The man was on the rotund side with squinty eyes behind big glasses. He did not look entirely pleased to see them, but after a few moments his more genial side came through.
"I'm Dale Parsons with the CDC," he said.
"Remo Salk."
Parsons blinked. "Any relation?"
"My mother's cousin's father's son," said Remo, who had gotten the name off the ID card.
"So what's the FDA's interest in HELP?" Parsons wondered, eyeing Remo's casual black T-shirt and matching chinos.
"There's a California candy company looking to market chocolate-covered thunderbugs and we gotta approve it as safe."
"Only in America . . ."
There was not much in the way of equipment inside the tent. A folding card table, racks of test tubes and specimen bottles and test equipment Remo did not recognize. Not that there was much in the way of test equipment he would recognize.
There was an array of covered petri dishes on the table, and each of them was dotted with sluggish bugs that reminded Remo of elongated ladybugs, but without the pleasant orange coloration.

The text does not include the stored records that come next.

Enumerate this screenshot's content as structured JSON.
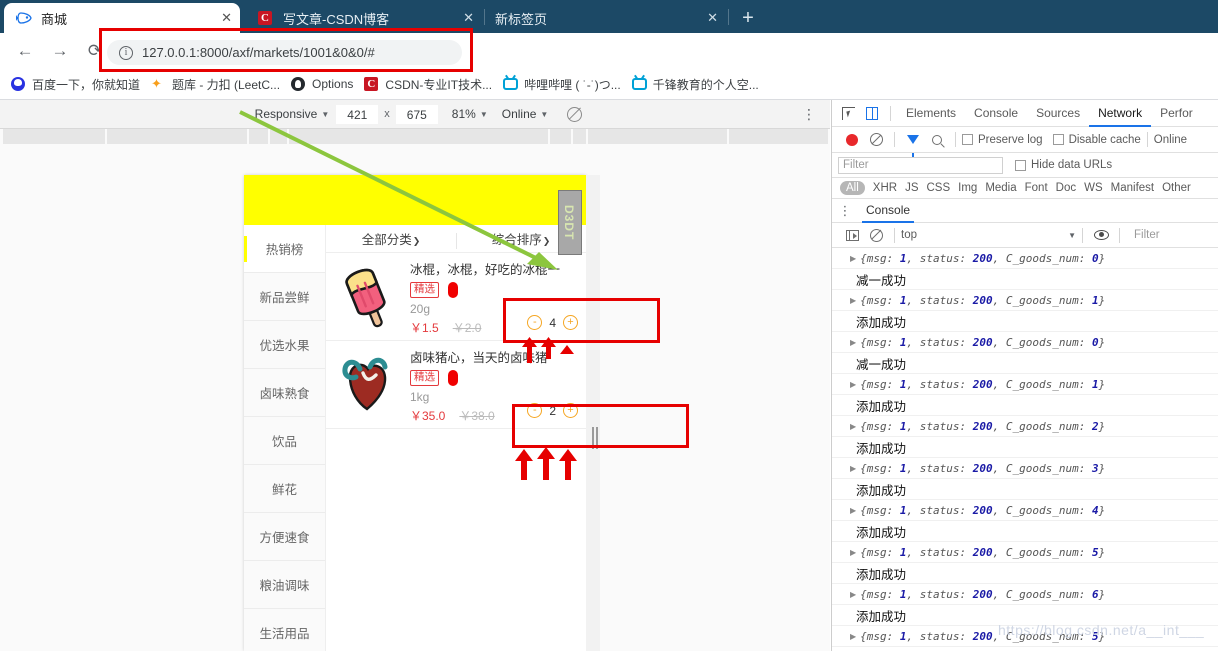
{
  "browser": {
    "tabs": [
      {
        "title": "商城",
        "favicon": "fish-icon",
        "active": true,
        "close_label": "✕"
      },
      {
        "title": "写文章-CSDN博客",
        "favicon": "csdn-icon",
        "active": false,
        "close_label": "✕"
      },
      {
        "title": "新标签页",
        "favicon": "none",
        "active": false,
        "close_label": "✕"
      }
    ],
    "new_tab_label": "+",
    "nav": {
      "back": "←",
      "forward": "→",
      "reload": "⟳"
    },
    "omnibox": {
      "info_icon": "ⓘ",
      "url": "127.0.0.1:8000/axf/markets/1001&0&0/#"
    },
    "bookmarks": [
      {
        "label": "百度一下，你就知道",
        "icon": "baidu-icon"
      },
      {
        "label": "题库 - 力扣 (LeetC...",
        "icon": "leetcode-icon"
      },
      {
        "label": "Options",
        "icon": "github-icon"
      },
      {
        "label": "CSDN-专业IT技术...",
        "icon": "csdn-icon"
      },
      {
        "label": "哔哩哔哩 ( ˙-˙)つ...",
        "icon": "bilibili-icon"
      },
      {
        "label": "千锋教育的个人空...",
        "icon": "bilibili-icon"
      }
    ]
  },
  "device_toolbar": {
    "device": "Responsive",
    "width": "421",
    "separator": "x",
    "height": "675",
    "zoom": "81%",
    "throttling": "Online",
    "caret": "▼",
    "kebab": "⋮"
  },
  "mobile_page": {
    "banner_color": "#ffff00",
    "sidebar": [
      {
        "label": "热销榜",
        "active": true
      },
      {
        "label": "新品尝鲜",
        "active": false
      },
      {
        "label": "优选水果",
        "active": false
      },
      {
        "label": "卤味熟食",
        "active": false
      },
      {
        "label": "饮品",
        "active": false
      },
      {
        "label": "鲜花",
        "active": false
      },
      {
        "label": "方便速食",
        "active": false
      },
      {
        "label": "粮油调味",
        "active": false
      },
      {
        "label": "生活用品",
        "active": false
      }
    ],
    "sortbar": [
      {
        "label": "全部分类",
        "caret": "❯"
      },
      {
        "label": "综合排序",
        "caret": "❯"
      }
    ],
    "products": [
      {
        "title": "冰棍，冰棍，好吃的冰棍一",
        "tag": "精选",
        "spec": "20g",
        "price": "￥1.5",
        "old_price": "￥2.0",
        "minus": "-",
        "quantity": "4",
        "plus": "+",
        "image": "popsicle-icon"
      },
      {
        "title": "卤味猪心，当天的卤味猪",
        "tag": "精选",
        "spec": "1kg",
        "price": "￥35.0",
        "old_price": "￥38.0",
        "minus": "-",
        "quantity": "2",
        "plus": "+",
        "image": "heart-icon"
      }
    ],
    "overlay_badge": "D3DT"
  },
  "devtools": {
    "panel_tabs": [
      "Elements",
      "Console",
      "Sources",
      "Network",
      "Perfor"
    ],
    "selected_panel": "Network",
    "network_bar": {
      "preserve_log": "Preserve log",
      "disable_cache": "Disable cache",
      "throttle": "Online"
    },
    "filter_placeholder": "Filter",
    "hide_data_urls": "Hide data URLs",
    "resource_types": [
      "All",
      "XHR",
      "JS",
      "CSS",
      "Img",
      "Media",
      "Font",
      "Doc",
      "WS",
      "Manifest",
      "Other"
    ],
    "drawer_tab": "Console",
    "console_bar": {
      "context": "top",
      "caret": "▼",
      "filter_placeholder": "Filter"
    },
    "console_logs": [
      {
        "type": "object",
        "text": "{msg: 1, status: 200, C_goods_num: 0}"
      },
      {
        "type": "text",
        "text": "减一成功"
      },
      {
        "type": "object",
        "text": "{msg: 1, status: 200, C_goods_num: 1}"
      },
      {
        "type": "text",
        "text": "添加成功"
      },
      {
        "type": "object",
        "text": "{msg: 1, status: 200, C_goods_num: 0}"
      },
      {
        "type": "text",
        "text": "减一成功"
      },
      {
        "type": "object",
        "text": "{msg: 1, status: 200, C_goods_num: 1}"
      },
      {
        "type": "text",
        "text": "添加成功"
      },
      {
        "type": "object",
        "text": "{msg: 1, status: 200, C_goods_num: 2}"
      },
      {
        "type": "text",
        "text": "添加成功"
      },
      {
        "type": "object",
        "text": "{msg: 1, status: 200, C_goods_num: 3}"
      },
      {
        "type": "text",
        "text": "添加成功"
      },
      {
        "type": "object",
        "text": "{msg: 1, status: 200, C_goods_num: 4}"
      },
      {
        "type": "text",
        "text": "添加成功"
      },
      {
        "type": "object",
        "text": "{msg: 1, status: 200, C_goods_num: 5}"
      },
      {
        "type": "text",
        "text": "添加成功"
      },
      {
        "type": "object",
        "text": "{msg: 1, status: 200, C_goods_num: 6}"
      },
      {
        "type": "text",
        "text": "添加成功"
      },
      {
        "type": "object",
        "text": "{msg: 1, status: 200, C_goods_num: 5}"
      }
    ]
  },
  "annotations": {
    "highlight_color": "#e60000",
    "arrow_color": "#8cc63e",
    "watermark": "https://blog.csdn.net/a__int___"
  }
}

These bugs were mud-colored.
"Are these the terrible insects of doom?" asked Chiun.
Parsons seemed to notice the Master of Sinanju for the first time.

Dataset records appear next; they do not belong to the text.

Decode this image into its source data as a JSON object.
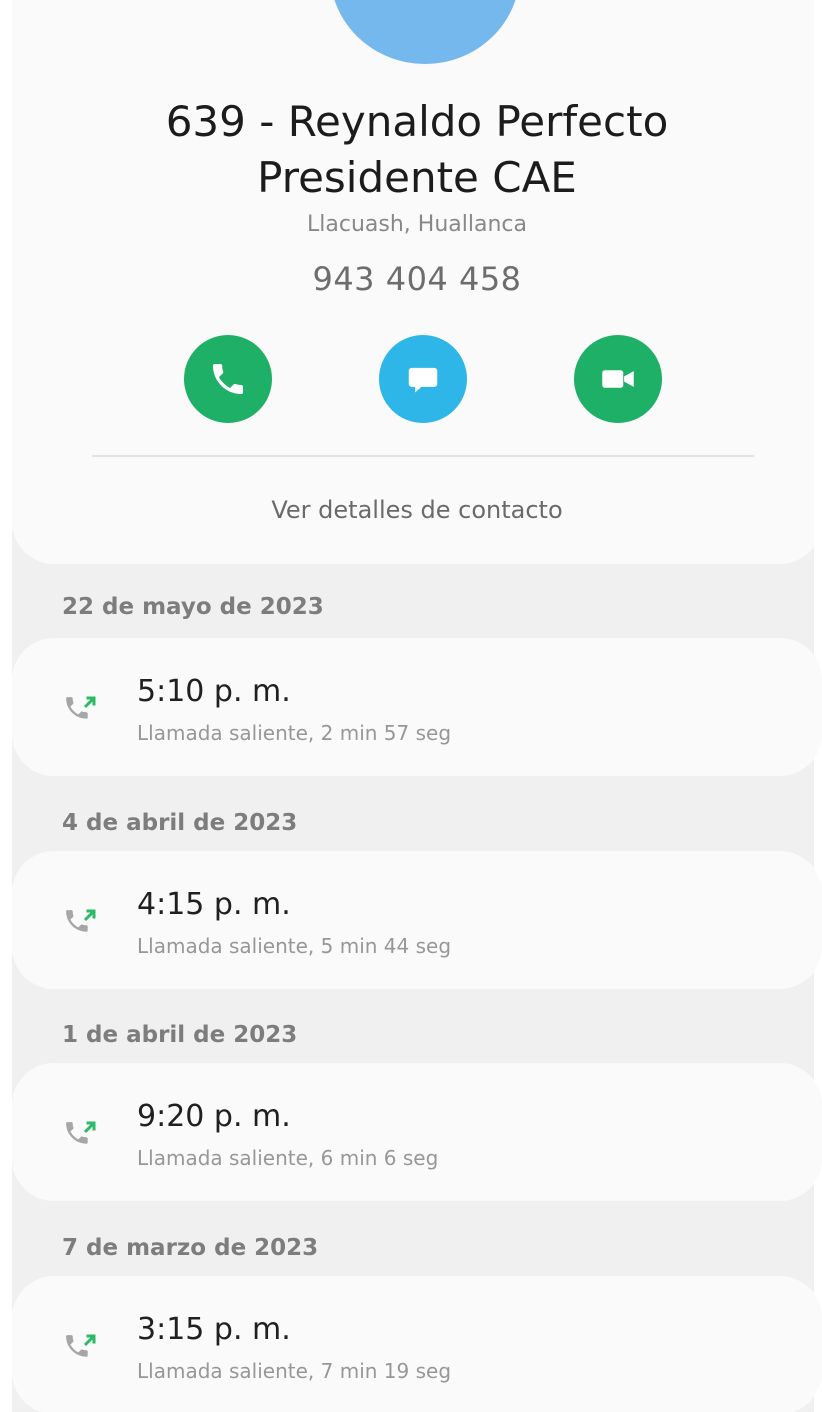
{
  "contact": {
    "name_line1": "639 - Reynaldo Perfecto",
    "name_line2": "Presidente CAE",
    "location": "Llacuash, Huallanca",
    "phone": "943 404 458",
    "avatar_color": "#74b8ee"
  },
  "actions": [
    {
      "name": "call",
      "icon": "phone-icon",
      "color": "#1fb067"
    },
    {
      "name": "message",
      "icon": "message-icon",
      "color": "#2fb6e8"
    },
    {
      "name": "video",
      "icon": "video-icon",
      "color": "#1fb067"
    }
  ],
  "details_link": "Ver detalles de contacto",
  "call_log": [
    {
      "date": "22 de mayo de 2023",
      "time": "5:10 p. m.",
      "description": "Llamada saliente, 2 min 57 seg",
      "icon": "outgoing-call-icon"
    },
    {
      "date": "4 de abril de 2023",
      "time": "4:15 p. m.",
      "description": "Llamada saliente, 5 min 44 seg",
      "icon": "outgoing-call-icon"
    },
    {
      "date": "1 de abril de 2023",
      "time": "9:20 p. m.",
      "description": "Llamada saliente, 6 min 6 seg",
      "icon": "outgoing-call-icon"
    },
    {
      "date": "7 de marzo de 2023",
      "time": "3:15 p. m.",
      "description": "Llamada saliente, 7 min 19 seg",
      "icon": "outgoing-call-icon"
    }
  ]
}
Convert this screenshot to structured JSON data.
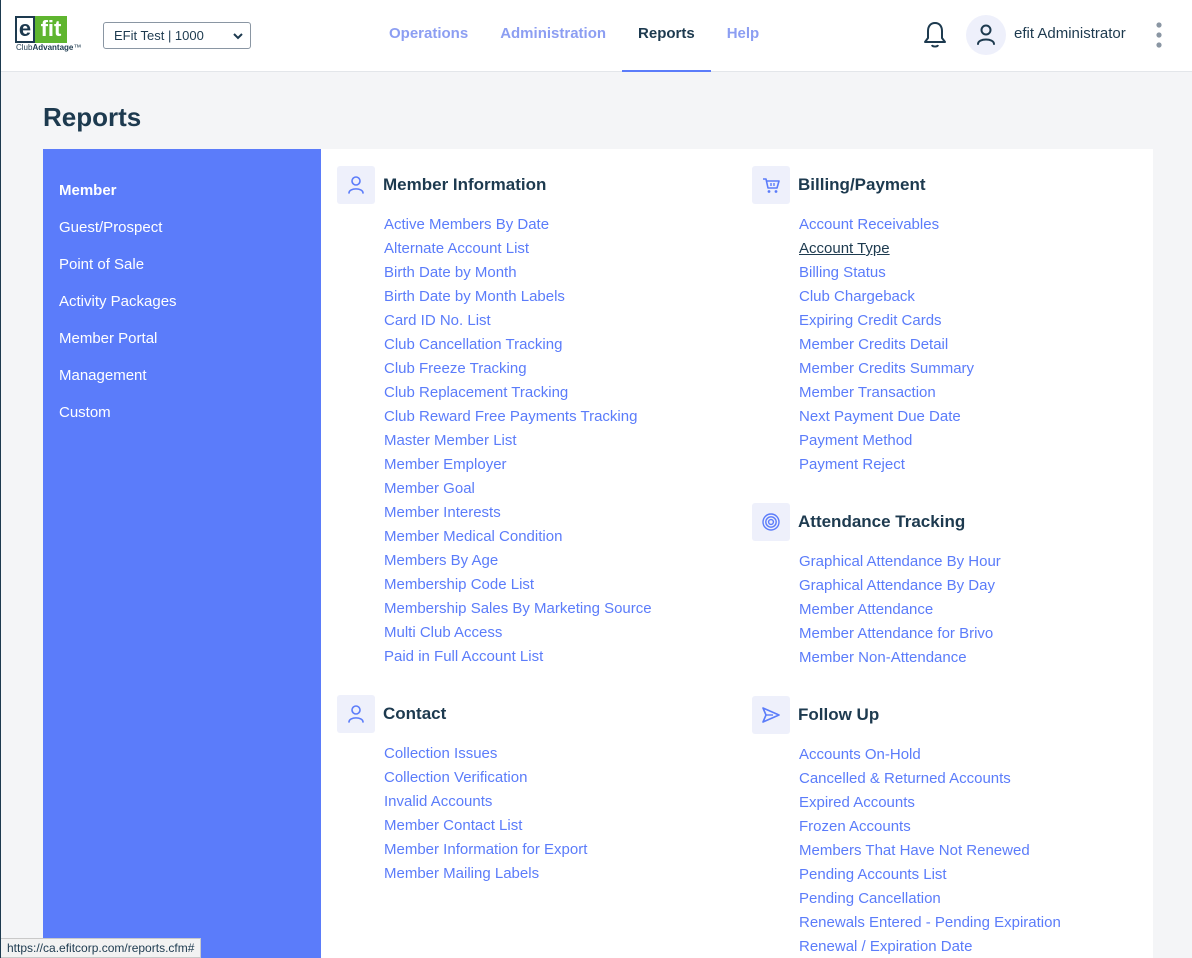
{
  "logo": {
    "e": "e",
    "fit": "fit",
    "sub_plain": "Club",
    "sub_bold": "Advantage",
    "tm": "™"
  },
  "club_select": {
    "value": "EFit Test | 1000"
  },
  "nav": [
    {
      "label": "Operations"
    },
    {
      "label": "Administration"
    },
    {
      "label": "Reports"
    },
    {
      "label": "Help"
    }
  ],
  "user": {
    "name": "efit Administrator"
  },
  "page": {
    "title": "Reports"
  },
  "sidebar": {
    "items": [
      {
        "label": "Member"
      },
      {
        "label": "Guest/Prospect"
      },
      {
        "label": "Point of Sale"
      },
      {
        "label": "Activity Packages"
      },
      {
        "label": "Member Portal"
      },
      {
        "label": "Management"
      },
      {
        "label": "Custom"
      }
    ]
  },
  "sections": {
    "member_information": {
      "title": "Member Information",
      "icon": "person-icon",
      "links": [
        "Active Members By Date",
        "Alternate Account List",
        "Birth Date by Month",
        "Birth Date by Month Labels",
        "Card ID No. List",
        "Club Cancellation Tracking",
        "Club Freeze Tracking",
        "Club Replacement Tracking",
        "Club Reward Free Payments Tracking",
        "Master Member List",
        "Member Employer",
        "Member Goal",
        "Member Interests",
        "Member Medical Condition",
        "Members By Age",
        "Membership Code List",
        "Membership Sales By Marketing Source",
        "Multi Club Access",
        "Paid in Full Account List"
      ]
    },
    "contact": {
      "title": "Contact",
      "icon": "person-icon",
      "links": [
        "Collection Issues",
        "Collection Verification",
        "Invalid Accounts",
        "Member Contact List",
        "Member Information for Export",
        "Member Mailing Labels"
      ]
    },
    "billing_payment": {
      "title": "Billing/Payment",
      "icon": "cart-icon",
      "links": [
        "Account Receivables",
        "Account Type",
        "Billing Status",
        "Club Chargeback",
        "Expiring Credit Cards",
        "Member Credits Detail",
        "Member Credits Summary",
        "Member Transaction",
        "Next Payment Due Date",
        "Payment Method",
        "Payment Reject"
      ]
    },
    "attendance_tracking": {
      "title": "Attendance Tracking",
      "icon": "target-icon",
      "links": [
        "Graphical Attendance By Hour",
        "Graphical Attendance By Day",
        "Member Attendance",
        "Member Attendance for Brivo",
        "Member Non-Attendance"
      ]
    },
    "follow_up": {
      "title": "Follow Up",
      "icon": "send-icon",
      "links": [
        "Accounts On-Hold",
        "Cancelled & Returned Accounts",
        "Expired Accounts",
        "Frozen Accounts",
        "Members That Have Not Renewed",
        "Pending Accounts List",
        "Pending Cancellation",
        "Renewals Entered - Pending Expiration",
        "Renewal / Expiration Date"
      ]
    }
  },
  "statusbar": {
    "url": "https://ca.efitcorp.com/reports.cfm#"
  },
  "colors": {
    "accent": "#5b7cfa",
    "text_dark": "#1d3a4f",
    "logo_green": "#5fb52f"
  }
}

"Friend of yours?" he asked Remo.
"Japanese beetle expert," said Remo without thinking.
Chiun puffed out his wrinkled cheeks. His eggshellcolored face began turning a smoky red.
"That is, Chiun's an expect on Japanese beetles," Remo said hastily. "Not a Japanese who's a beetle expert. He
's very sensitive about that. He's actually Korean."

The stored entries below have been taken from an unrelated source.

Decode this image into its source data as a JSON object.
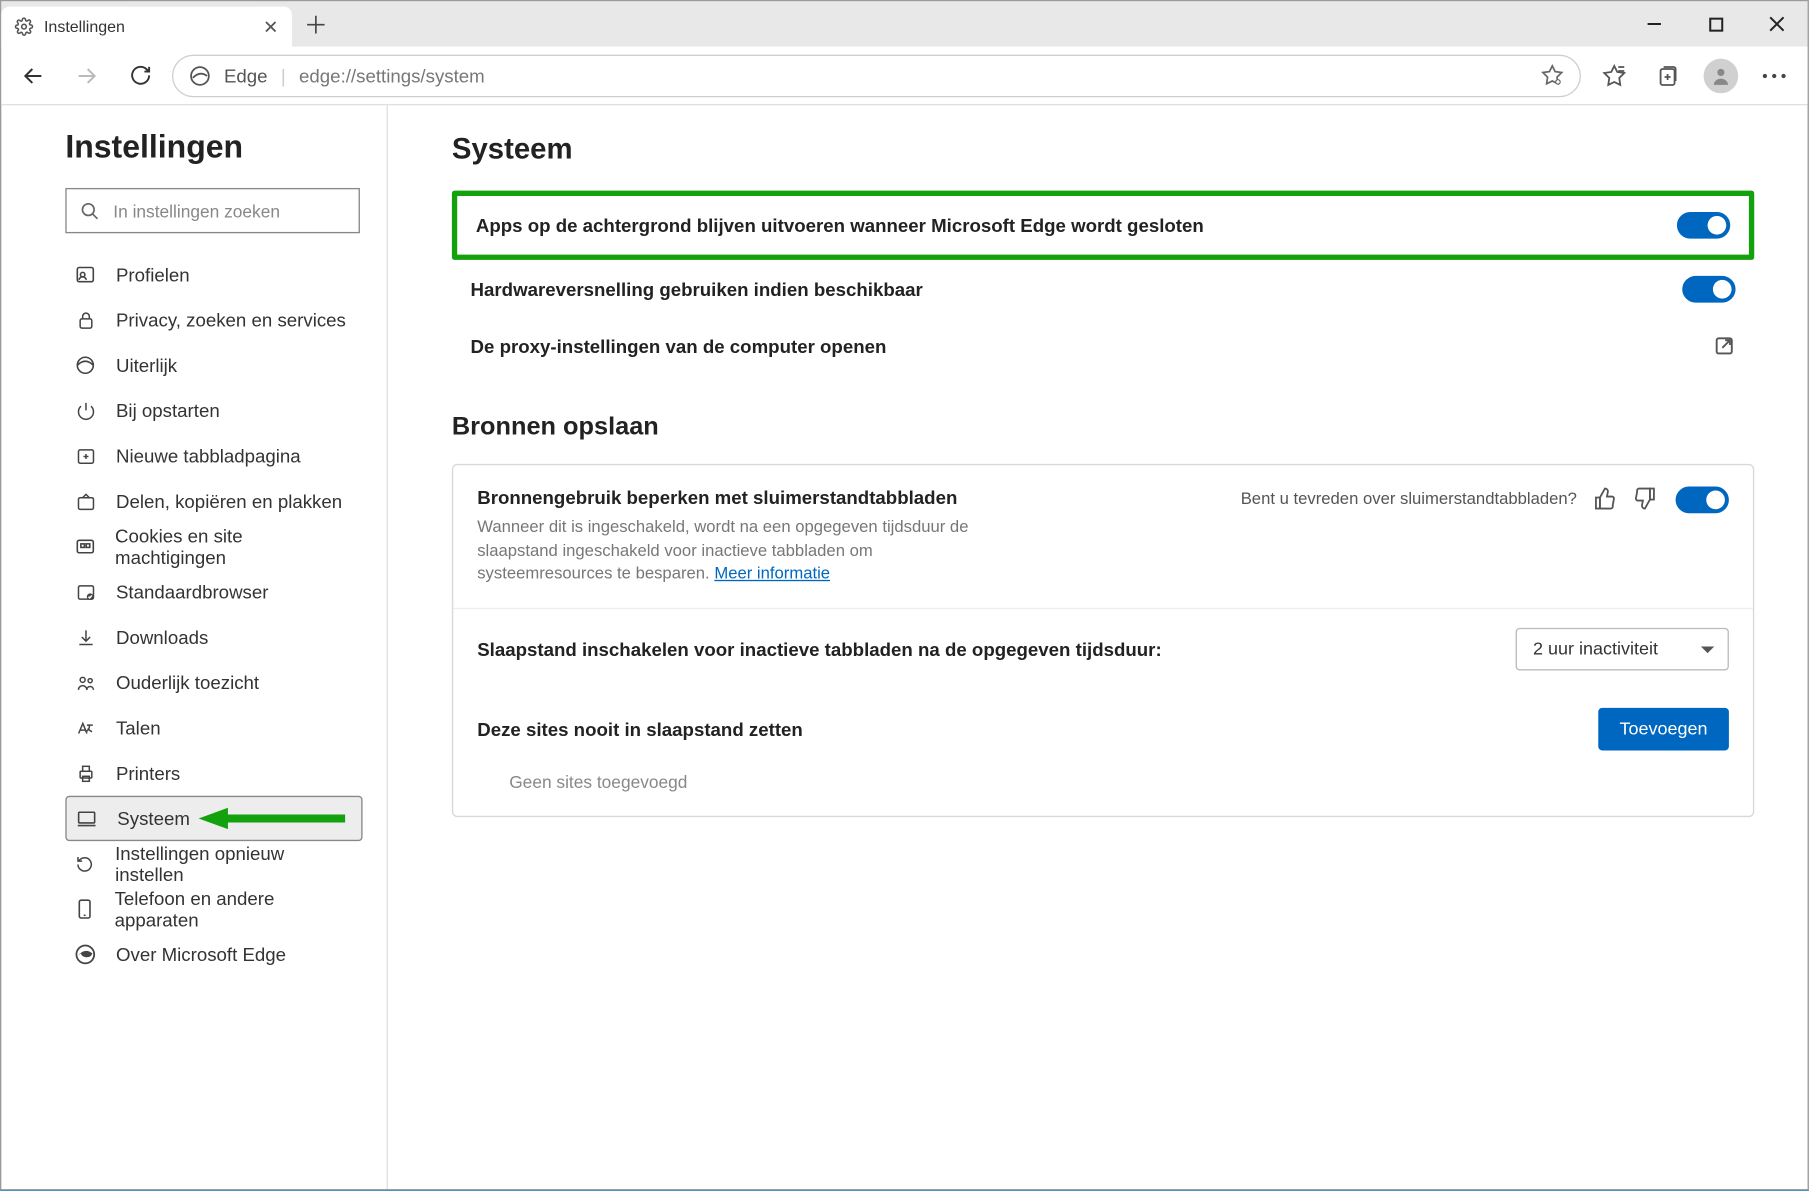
{
  "tab": {
    "title": "Instellingen"
  },
  "toolbar": {
    "scheme_label": "Edge",
    "url": "edge://settings/system"
  },
  "sidebar": {
    "title": "Instellingen",
    "search_placeholder": "In instellingen zoeken",
    "items": [
      {
        "label": "Profielen"
      },
      {
        "label": "Privacy, zoeken en services"
      },
      {
        "label": "Uiterlijk"
      },
      {
        "label": "Bij opstarten"
      },
      {
        "label": "Nieuwe tabbladpagina"
      },
      {
        "label": "Delen, kopiëren en plakken"
      },
      {
        "label": "Cookies en site machtigingen"
      },
      {
        "label": "Standaardbrowser"
      },
      {
        "label": "Downloads"
      },
      {
        "label": "Ouderlijk toezicht"
      },
      {
        "label": "Talen"
      },
      {
        "label": "Printers"
      },
      {
        "label": "Systeem"
      },
      {
        "label": "Instellingen opnieuw instellen"
      },
      {
        "label": "Telefoon en andere apparaten"
      },
      {
        "label": "Over Microsoft Edge"
      }
    ]
  },
  "main": {
    "heading": "Systeem",
    "rows": [
      {
        "label": "Apps op de achtergrond blijven uitvoeren wanneer Microsoft Edge wordt gesloten"
      },
      {
        "label": "Hardwareversnelling gebruiken indien beschikbaar"
      },
      {
        "label": "De proxy-instellingen van de computer openen"
      }
    ],
    "section2": "Bronnen opslaan",
    "card": {
      "title": "Bronnengebruik beperken met sluimerstandtabbladen",
      "desc": "Wanneer dit is ingeschakeld, wordt na een opgegeven tijdsduur de slaapstand ingeschakeld voor inactieve tabbladen om systeemresources te besparen. ",
      "learn_more": "Meer informatie",
      "feedback_q": "Bent u tevreden over sluimerstandtabbladen?",
      "sleep_label": "Slaapstand inschakelen voor inactieve tabbladen na de opgegeven tijdsduur:",
      "sleep_value": "2 uur inactiviteit",
      "never_label": "Deze sites nooit in slaapstand zetten",
      "add_button": "Toevoegen",
      "empty": "Geen sites toegevoegd"
    }
  }
}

Parsons's eyebrows lifted. "My father served in Korea."
"So did my father," said Chiun aridly.
That made Parsons laugh and the tension went out of the air.
Parsons said, "If these things are related to Japanese beetles, it's news to me. But I'm not an expert on bugs. I specialize in food-transmitted diseases and this has me stumped."
"What can you tell us?" Remo prompted.
"Well, it's not an autoimmune disease. Whether or not it's a virus, I'm not ready to say. But there are already thirty dead and not much time to get to the bottom of it if this is another AIDS."
"Are you saying it's like AIDS?"
"Well, HELP is like AIDS in that its chief symptom is a wholesale wasting of the victim's body. No question of that. Whether it's a virus, or if it is a virus of the same family as AIDS, is another matter. But it has the potential to be very dangerous."
"Only if people eat bugs, right?"
"If it is Ingraticus Avalonicus that's causing it."
"You think it isn't?"
"I can't say either way. I do know that viral infections are hard to get from eating an infected host. Often, the stomach acids destroy a virus before it can be absorbed into the system."
"Then it's not the bug?"
"Well, it could be. These people handle the thunderbugs before they eat them. They could become infected in the food preparation process. Or if they chew the raw bugs while they have a cut or sore in the mouth. It all depends on what my tests determine."
Chiun was examining a petri dish critically. The thunderbugs under the glass stood about like contented buggy sheep.
"They look too lazy to be dangerous," he murmured.
"They don't have a lot of energy, that's for sure."
"Maybe they're sick," said Remo.
"They are the wrong color to be dangerous," Chiun said.
"What do you mean?" asked Parsons.
"Venomous creatures always show their true colors. This bug is neither as green as an adder nor blue as blue cheese."
Dale Parsons cocked an eyebrow. "Blue cheese is venomous?"
The Master of Sinanju waggled a remonstrating finger. "Blue is a color not appropriate for food. Avoid blue cheese as you would the pit viper or the scorpion. No good can come from any of these things."